Банкеръ Weekly



Plovdiv Central Heating Utility is the second largest heat supplier following the utility in Sofia. It is licensed to produce electric and heat power in Plovdiv and Assenovgrad. The company owns Plovdiv Sever thermal power plant, three heating plants - Plovdiv Yug, P.D. Petkov, and K. Raycho, as well as the regional power plant Chaika in Assenovgrad. The company has over 38,000 household and 1,121 industrial subscribers. Plovdiv Central Heating Utility's debts to Bulgargas for the first half of 2006 amount to BGN11MN, but the utility has signed an agreement with the gas company about their repayment. In the last three years its turnover has varied between BGN31MN and BGN35MN, and its financial profit has been about BGN1MN on the average.

The Austrian EVN which owns the electricity distribution companies in South Bulgaria is the most likely winner in the competition for privatisation of Plovdiv Central Heating Utility. That became clear early last week when the deadline for submission of final offers expired. Of the twelve companies which bought tender documents, only four were allowed to the final stage and two of them joined the bidding process. EVN proposed to pay EUR32.1MN and the French Dalkia International - EUR20MN and one euro. The other two allowed applicants - CEZ and the consortium between Gazprom and Overgaz, did not make offers.
At first sight, the documents seem regular. In a few days the Executive Board of the Privatisation Agency is going to announce the winner and if the act is not contested in court, we'll be able to begin negotiations about completion of the deal, the Privatisation Agency (PA) Executive Director Todor Nikolov said during the submission of offers. Still, he refused to comment on whether he was satisfied with the proposals. He added that if the deal was not protested before the Supreme Administrative Court, the privatisation agreement might be signed by year-end.
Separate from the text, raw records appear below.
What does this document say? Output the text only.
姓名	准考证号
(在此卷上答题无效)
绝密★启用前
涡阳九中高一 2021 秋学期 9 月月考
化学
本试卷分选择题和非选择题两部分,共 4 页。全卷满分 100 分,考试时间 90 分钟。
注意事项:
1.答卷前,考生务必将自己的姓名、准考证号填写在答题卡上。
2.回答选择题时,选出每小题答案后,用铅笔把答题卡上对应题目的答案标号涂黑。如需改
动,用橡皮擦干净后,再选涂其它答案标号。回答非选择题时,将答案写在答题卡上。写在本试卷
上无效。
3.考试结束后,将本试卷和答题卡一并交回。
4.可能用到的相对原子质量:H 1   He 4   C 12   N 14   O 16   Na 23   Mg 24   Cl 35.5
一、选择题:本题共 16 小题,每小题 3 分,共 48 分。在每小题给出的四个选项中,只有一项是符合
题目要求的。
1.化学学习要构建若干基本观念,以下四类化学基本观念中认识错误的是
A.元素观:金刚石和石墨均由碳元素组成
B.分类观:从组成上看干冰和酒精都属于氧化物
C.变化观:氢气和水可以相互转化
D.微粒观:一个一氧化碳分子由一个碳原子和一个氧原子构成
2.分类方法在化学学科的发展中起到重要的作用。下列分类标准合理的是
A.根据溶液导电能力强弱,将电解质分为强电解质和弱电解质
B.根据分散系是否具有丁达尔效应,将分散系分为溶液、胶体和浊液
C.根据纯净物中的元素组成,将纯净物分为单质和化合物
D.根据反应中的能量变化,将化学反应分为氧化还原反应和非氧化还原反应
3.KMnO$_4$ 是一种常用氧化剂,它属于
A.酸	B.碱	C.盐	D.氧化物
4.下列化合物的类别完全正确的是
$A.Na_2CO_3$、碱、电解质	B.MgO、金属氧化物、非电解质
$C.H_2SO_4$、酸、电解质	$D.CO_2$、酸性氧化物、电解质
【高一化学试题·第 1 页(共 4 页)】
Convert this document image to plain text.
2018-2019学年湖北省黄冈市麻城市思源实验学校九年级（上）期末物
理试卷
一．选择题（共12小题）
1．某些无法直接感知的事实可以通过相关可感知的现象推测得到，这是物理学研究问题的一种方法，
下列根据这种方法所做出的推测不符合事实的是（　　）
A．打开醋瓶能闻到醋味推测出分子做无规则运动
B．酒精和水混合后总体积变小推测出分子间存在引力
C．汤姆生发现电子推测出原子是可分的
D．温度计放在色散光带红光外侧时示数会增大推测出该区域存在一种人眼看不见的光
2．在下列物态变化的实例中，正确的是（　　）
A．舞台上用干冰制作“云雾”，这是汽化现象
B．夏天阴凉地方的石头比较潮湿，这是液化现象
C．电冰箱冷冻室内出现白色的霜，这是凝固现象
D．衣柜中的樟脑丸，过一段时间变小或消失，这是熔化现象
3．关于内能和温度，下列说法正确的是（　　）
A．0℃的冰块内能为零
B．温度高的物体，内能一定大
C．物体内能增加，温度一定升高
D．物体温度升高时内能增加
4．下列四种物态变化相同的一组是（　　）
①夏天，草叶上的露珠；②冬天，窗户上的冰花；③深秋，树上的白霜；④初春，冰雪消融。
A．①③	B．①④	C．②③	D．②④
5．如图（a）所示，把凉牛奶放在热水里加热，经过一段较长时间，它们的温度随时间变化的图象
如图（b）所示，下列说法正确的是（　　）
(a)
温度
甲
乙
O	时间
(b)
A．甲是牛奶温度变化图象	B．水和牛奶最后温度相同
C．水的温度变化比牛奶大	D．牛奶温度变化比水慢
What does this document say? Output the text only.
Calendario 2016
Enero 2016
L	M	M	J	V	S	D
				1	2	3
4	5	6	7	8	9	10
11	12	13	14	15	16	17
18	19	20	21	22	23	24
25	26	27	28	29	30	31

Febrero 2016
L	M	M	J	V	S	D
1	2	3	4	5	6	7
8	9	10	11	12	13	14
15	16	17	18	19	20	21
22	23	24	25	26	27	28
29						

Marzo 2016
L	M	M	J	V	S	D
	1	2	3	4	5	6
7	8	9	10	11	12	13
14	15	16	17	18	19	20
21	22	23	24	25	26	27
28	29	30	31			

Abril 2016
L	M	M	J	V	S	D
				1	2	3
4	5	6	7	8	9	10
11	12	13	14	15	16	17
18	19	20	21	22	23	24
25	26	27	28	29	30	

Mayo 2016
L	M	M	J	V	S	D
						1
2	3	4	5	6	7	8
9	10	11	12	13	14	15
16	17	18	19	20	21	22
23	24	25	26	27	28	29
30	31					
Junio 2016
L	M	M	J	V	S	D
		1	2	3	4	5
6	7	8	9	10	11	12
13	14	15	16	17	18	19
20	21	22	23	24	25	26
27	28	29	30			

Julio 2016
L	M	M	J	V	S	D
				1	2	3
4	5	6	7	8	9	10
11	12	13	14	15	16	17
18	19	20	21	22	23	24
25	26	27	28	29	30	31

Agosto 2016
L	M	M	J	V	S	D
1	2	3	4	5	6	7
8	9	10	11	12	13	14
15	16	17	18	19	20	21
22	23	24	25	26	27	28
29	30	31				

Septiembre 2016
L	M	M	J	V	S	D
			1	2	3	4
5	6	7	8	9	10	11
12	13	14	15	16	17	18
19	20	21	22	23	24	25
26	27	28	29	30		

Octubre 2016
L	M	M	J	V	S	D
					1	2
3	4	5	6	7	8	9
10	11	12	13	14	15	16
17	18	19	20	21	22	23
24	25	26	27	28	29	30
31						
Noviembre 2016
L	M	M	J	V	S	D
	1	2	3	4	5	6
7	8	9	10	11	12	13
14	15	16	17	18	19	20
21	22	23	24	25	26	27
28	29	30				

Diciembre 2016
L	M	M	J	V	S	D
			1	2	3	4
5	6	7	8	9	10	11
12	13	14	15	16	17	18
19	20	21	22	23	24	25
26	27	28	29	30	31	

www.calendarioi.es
The procedure is not likely to be appealed, legal experts commented for the BANKER weekly. In their opinion, the only participant who may protest against the deal is Dalkia International, although the price they offered is over 50% lower than the Austrian one. The other two applicants who took part in the initial procedure and could appeal in court are the German E.ON and Gas de France since they were the only ones among the eliminated who met the competition requirements. However, the two companies did not applied for the qualification and therefore would hardly protest against the bidding. The privatisation procedure was open for strategic investors only - companies with long-term credit ratings of at least BB+ by Standard Poor's or Fitch, or Ba1 by Moody's as well as revenues of at least BGN100MN for each of the last three years. The applicants were also required to be producers, distributors and suppliers of electric or heat power who sold 600,000 megawatt hours of electricity or 1.8 million megawatt hours of heat for the last three years. That's how six of the applicants - Bulgaria's Enemona (Kozlodoui), Brickel owned by Hristo Kovachki, Bulgarian Energy Group, Happier Power Energy, and GP Energy, as well as the Turkish Zorlu Energy Electric Uretim, dropped out of the bidding.
After reviewing the offers, the PA will make a motivated proposal for a ranking, officials announced. They specified that the announcement of purchase prices pointed out by the investors did not provide an automated ranking. Beside the price which will be decisive, the ranking will also consider the investment program for the thermal power plant and the price of the heat power offered by the applicants.
Being the owner of the electricity distribution companies in South Bulgaria, EVN has strategic interest in acquiring producing power plants in the country. That's why their investment program for the Plovdiv utility certainly stipulates production of electricity. In turn, that will reduce the price of the heat power it produces.